José Raul Capablanca (1888 - 1942)

"Les visites que firent au Café de la Régence la plupart des maîtres ayant pris part au Tournoi de Saint-Sébastien ont donné pendant plusieurs jours à notre vieux temple parisien une physionomie d'animation inaccoutumée, au grand plaisir des habitués et, souhaitons-le, au profit de la propagande générale.
- Le 19 mars le maître russe Rubinstein donne dans l'après-midi une séance de 16 parties simultanées, il obtient le beau résultat de 14 victoires et perd contre MM. Gueffier fils et B. Tschabritsch.

- Le 24, une petite rencontre en trois parties est organisée entre les maîtres Teichmann et Taubenhaus.
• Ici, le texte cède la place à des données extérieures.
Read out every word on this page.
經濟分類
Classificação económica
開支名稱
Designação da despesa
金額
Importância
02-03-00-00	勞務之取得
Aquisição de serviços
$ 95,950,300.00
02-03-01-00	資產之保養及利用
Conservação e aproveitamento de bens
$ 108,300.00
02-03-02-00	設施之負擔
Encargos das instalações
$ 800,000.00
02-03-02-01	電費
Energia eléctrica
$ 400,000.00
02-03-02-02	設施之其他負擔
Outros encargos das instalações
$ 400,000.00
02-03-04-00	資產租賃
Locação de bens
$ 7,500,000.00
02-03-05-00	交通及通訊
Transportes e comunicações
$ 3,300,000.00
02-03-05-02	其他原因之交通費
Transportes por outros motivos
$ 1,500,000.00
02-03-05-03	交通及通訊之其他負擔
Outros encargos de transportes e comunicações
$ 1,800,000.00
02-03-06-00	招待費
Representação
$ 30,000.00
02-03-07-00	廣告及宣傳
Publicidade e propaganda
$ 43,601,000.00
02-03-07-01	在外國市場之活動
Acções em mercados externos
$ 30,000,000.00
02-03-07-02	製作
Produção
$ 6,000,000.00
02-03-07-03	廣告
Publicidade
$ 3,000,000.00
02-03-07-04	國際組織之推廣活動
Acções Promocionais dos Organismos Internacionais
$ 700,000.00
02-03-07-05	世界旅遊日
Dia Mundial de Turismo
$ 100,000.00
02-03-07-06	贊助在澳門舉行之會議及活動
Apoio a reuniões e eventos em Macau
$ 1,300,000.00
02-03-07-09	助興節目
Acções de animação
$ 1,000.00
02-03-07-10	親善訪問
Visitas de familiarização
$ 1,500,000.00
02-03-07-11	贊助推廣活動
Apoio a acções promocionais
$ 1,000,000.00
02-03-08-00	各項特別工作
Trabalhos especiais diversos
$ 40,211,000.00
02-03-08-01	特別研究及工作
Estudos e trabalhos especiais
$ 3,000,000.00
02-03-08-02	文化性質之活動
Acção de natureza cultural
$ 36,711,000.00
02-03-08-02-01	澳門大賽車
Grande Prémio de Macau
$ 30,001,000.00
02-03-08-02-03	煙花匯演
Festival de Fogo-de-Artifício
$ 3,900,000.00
Résultats : Teichmann gagne les deux premières parties, la troisième ne pouvant rien modifier est jouée en analyses.

- Puis le 25, "l'Union Amicale", profitant du très court passage de Capablanca et pour fêter dignement le beau succès qu'il vient de remporter à Saint-Sébastien, réunit hâtivement en un banquet la plupart des sommités de l’Échiquier parisien auquel elle invite également Marshall le grand ami de la Régence et le toujours fidèle professeur Taubenhaus.

Malgré une organisation à l'improviste la fête est en tout point réussie et le jeune lauréat américain gagne bien vite les sympathies de tous les assistants venus le complimenter.
Sont présents : MM. Deroste qui préside, Tauber, Pape, Place, Constant-Bernard et Levy du comité de l'U.A.A.R; MM.Antoniadi, A. Joliet, Merle, Singer, Letorey, Gestesi, etc.
Après le banquet: splendide exploit de notre vétéran A. Joliet, de la Comédie, qui conduit simultanément deux parties, contre... Capablanca et Marshall !! Résultat: une partie nulle avec le dernier nommé; l'autre perdue avec... beaucoup d'esprit.

- Pour terminer la soirée Capablanca mène de front huit parties contre quelques forts amateurs de la Régence, d'aucuns luttant pour leur propre compte, d'autres opposant leurs forces regroupées. Le jeune maître américain joue avec une rapidité vraiment surprenante, puisque exactement en 22 minutes ! il termine sur les huit échiquiers, gagnant 7 parties et ne perdant que celle avec M. Halberstam.